« Le drone a offert une retraite prématurée à mon border collie », plaisante volontiers Brett Sanders. Installé à Alexandra, dans le sud montagneux de la Nouvelle-Zélande, il élève 2 000 brebis mérinos sur une exploitation de 12 000 hectares. « La surveillance et le rassemblement du troupeau ont toujours été des activités très physiques sur cette exploitation. Mon grand-père et mon père l’effectuaient à cheval. J’ai opté pour la moto trial avec mon chien de troupeau couché sur le réservoir, explique Brett. Mais certains endroits sont trop escarpés pour la moto et il fallait terminer à pied. Il était temps de trouver une autre solution. »

© Brett Sanders

Le drone pousse les brebis

Passionné de drone, Brett Sanders a l’idée d‘en utiliser un pour surveiller les troupeaux et repérer les brebis égarées. « Je me suis alors rendu compte que les brebis étaient perturbées par la présence du drone et qu’elles avaient tendance à le fuir. Depuis, j’utilise le drone pour pousser les animaux isolés vers le reste du troupeau et pour déplacer le troupeau vers les paddocks au moment des regroupements », se félicite Brett. La moto sert toujours à se rendre sur un point haut, proche de la zone de pâturage. Il fait alors décoller son drone DJI dont il pilote la caméra avec son iPad.

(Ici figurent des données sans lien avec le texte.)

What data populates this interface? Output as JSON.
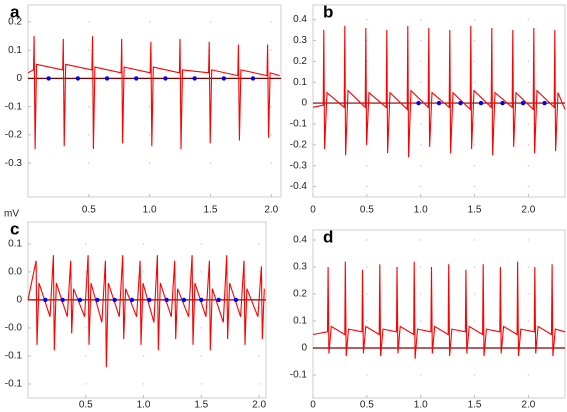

« Je commande le drone et son action sur le troupeau comme je commandais auparavant mon chien, complète Brett. Mais je suis tranquillement assis sur un rocher et je peux couvrir une grande surface en une heure. » Le border collie continue à l’accompagner dans ses expéditions, au cas où une brebis récalcitrante serait insensible au drone. « Mais la plupart du temps, il fait la sieste », s’amuse-t-il. Prochaine étape pour Brett, l’acquisition d’un nouveau drone pour se lancer dans la surveillance de l’état de ses cultures.